What You Need to Know about the Saver’s Credit

July 11, 2012

Thanks to the IRS’s Saver’s Credit, you may now be able to take advantage of a tax credit to help you save for retirement. Formerly known as the Retirement Savings Contributions Credit, the Saver’s Credit
applies to individuals with the following filing status/income combinations:

  • Single, married filing separately, or qualifying widow(er), with income up to $27,750
  • Head of household with income up to $41,625
  • Married filing jointly, with incomes up to $55,0000

If you make contributions to a qualified IRA, 401(k) or certain other retirement plans, you can take a credit of up to $1,000 or up to $2,000 if filing jointly. The credit is a percentage of the qualifying contribution amount.

You are required to file Form 8880 with your Form 1040 individual income tax return to claim the Saver’s Credit.

The Saver’s Credit is in addition to other tax benefits which may result from retirement contributions. For example, most workers can deduct their contributions to a traditional IRA. However, it’s important to remember that Roth IRA contributions are not deductible.
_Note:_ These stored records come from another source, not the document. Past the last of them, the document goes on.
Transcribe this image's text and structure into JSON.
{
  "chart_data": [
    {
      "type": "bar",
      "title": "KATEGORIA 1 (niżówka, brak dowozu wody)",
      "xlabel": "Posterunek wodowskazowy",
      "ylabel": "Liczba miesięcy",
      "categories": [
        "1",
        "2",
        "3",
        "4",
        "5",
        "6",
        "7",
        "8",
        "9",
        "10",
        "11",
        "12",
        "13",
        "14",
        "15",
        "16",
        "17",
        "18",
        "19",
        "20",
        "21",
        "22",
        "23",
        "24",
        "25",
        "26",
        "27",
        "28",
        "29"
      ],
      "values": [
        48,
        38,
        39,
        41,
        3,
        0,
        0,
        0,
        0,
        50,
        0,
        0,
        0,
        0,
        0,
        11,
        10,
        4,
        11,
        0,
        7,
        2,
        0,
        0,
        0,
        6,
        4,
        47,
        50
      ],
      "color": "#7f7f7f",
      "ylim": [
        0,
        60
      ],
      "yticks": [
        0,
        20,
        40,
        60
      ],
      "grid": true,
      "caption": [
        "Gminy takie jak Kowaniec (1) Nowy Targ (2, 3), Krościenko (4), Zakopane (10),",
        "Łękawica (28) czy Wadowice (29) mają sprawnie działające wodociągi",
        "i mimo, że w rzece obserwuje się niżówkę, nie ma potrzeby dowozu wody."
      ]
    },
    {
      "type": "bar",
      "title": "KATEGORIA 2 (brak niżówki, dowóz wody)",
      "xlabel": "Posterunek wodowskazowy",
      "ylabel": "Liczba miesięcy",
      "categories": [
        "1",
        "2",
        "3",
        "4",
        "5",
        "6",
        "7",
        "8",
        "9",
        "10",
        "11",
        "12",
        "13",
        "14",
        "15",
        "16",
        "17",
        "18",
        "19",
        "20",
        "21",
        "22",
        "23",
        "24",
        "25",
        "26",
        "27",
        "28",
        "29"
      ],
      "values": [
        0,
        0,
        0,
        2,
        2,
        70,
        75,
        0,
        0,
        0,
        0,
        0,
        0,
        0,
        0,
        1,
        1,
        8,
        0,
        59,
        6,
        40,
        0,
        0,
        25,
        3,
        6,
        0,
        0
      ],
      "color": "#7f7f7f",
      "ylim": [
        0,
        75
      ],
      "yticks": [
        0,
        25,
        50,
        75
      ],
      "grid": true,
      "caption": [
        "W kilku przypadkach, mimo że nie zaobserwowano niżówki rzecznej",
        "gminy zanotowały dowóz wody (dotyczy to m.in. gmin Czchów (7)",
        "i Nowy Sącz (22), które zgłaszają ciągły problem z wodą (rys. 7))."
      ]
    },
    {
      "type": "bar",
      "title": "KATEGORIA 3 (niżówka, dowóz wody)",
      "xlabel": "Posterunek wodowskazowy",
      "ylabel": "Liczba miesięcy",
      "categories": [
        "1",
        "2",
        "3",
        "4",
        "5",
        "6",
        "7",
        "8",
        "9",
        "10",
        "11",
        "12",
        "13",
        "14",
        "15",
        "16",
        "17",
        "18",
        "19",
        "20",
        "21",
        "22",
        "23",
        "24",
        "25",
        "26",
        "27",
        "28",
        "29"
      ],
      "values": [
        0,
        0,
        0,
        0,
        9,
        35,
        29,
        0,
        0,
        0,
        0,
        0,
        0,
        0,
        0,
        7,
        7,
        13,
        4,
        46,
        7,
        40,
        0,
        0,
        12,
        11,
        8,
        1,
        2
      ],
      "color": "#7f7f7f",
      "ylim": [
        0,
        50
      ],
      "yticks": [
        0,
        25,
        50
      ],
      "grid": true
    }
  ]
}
Contributions to 401(k)s and similar
workplace retirement savings plans are not taxed until withdrawn.

There are several other important rules that apply to take advantage of the Saver’s Credit:

  • Eligible taxpayers must be at least 18 years of age
  • Anyone claimed as a dependent on someone else’s return cannot take the credit
  • A student cannot take the credit.
  • Some retirement plan distributions will reduce the contribution amount used to determine the amount of the credit.

Initiated in 2002, the Saver’s Credit was made part of the permanent tax code in legislation enacted in 2006. Income limits, for the sake of preserving the value of the credit, are now adjusted annually to keep pace with inflation.